La settimana che si sta concludendo è stata dominata da due argomenti su tutti: gli emendamenti alle legge di stabilità e il rinnovo del contratto della Pubblica Amministrazione. Alla vigilia dell'appuntamento elettorale di domenica prossima, e dunque sul filo di lana, i sindacati principali, CGIL, CISL e UIL, trovano l'accordo a Palazzo Vidoni col ministro Marianna Madia per l'aumento degli stipendi degli insegnanti. Il contratto è stato rinnovato finalmente dopo 7 anni di blocchi ma che c'è chi dice che si tratti solo di un accordo elettorale teso a strappare consenso al Sì del prossimo referendum.
Accordo elettorale
A dire che l'aumento degli stipendi dei docenti è solo un escamotage per trovare voti al referendum costituzionale è il sindacato USB. A giustificazione di questa convinzione portano la tesi che si è preferito trattare solo con le tre principali sigle sindacali di cui sopra perché rappresentano un bacino di utenza utile per il voto di domenica prossima. Molti insegnanti di ruolo sono iscritti con loro. Dunque si tratterebbe solamente di un accordo di tipo politico in quanto gli aumenti degli stipendi sono calcolati su base media. Gli 85 euro infatti, calcolati oltre a tutto al lordo, saranno ripartiti con modalità diverse a seconda dei redditi.
La chiave di lettura
L'USB non ci sta e si sfila da questo accordo, ricordando che ancora non c'è nessun contratto firmato perché si dovrà passare prima per l'ARAN.
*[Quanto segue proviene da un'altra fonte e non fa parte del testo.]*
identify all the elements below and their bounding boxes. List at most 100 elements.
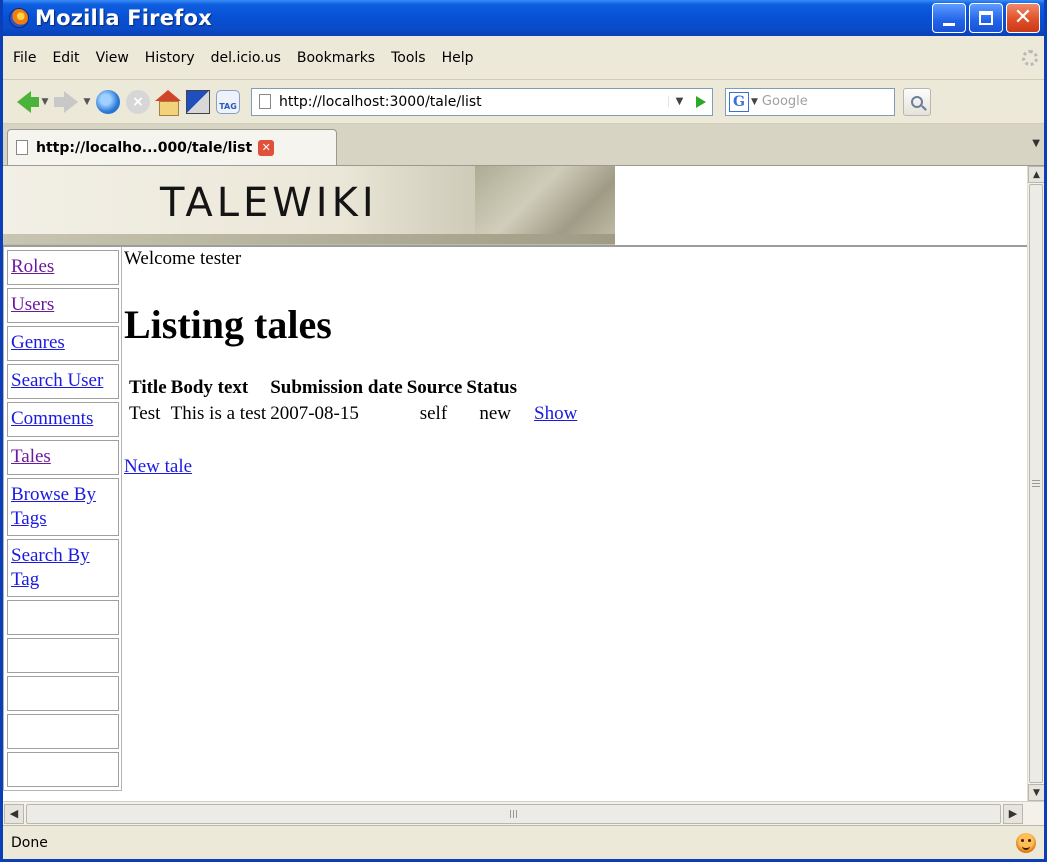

Sarà lì che verrà data battaglia perché esiste ancora una normativa generale che regola la contrattazione. Le richieste portate avanti dall'USB sono aumenti di stipendio per almeno 300 euro e non la miseria degli 85 euro con i quali, usando i lavoratori della scuola, si cerca consenso elettorale e si introduce il concetto di “welfare aziendale.
E' questa la chiave di lettura offerta dal sindacato di base per spiegare la velocità con cui è stato trovato l'accordo, convinzione alla quale segue l'auspicio forte che gli insegnanti non ci caschino e domenica sappiano rispondere col NO.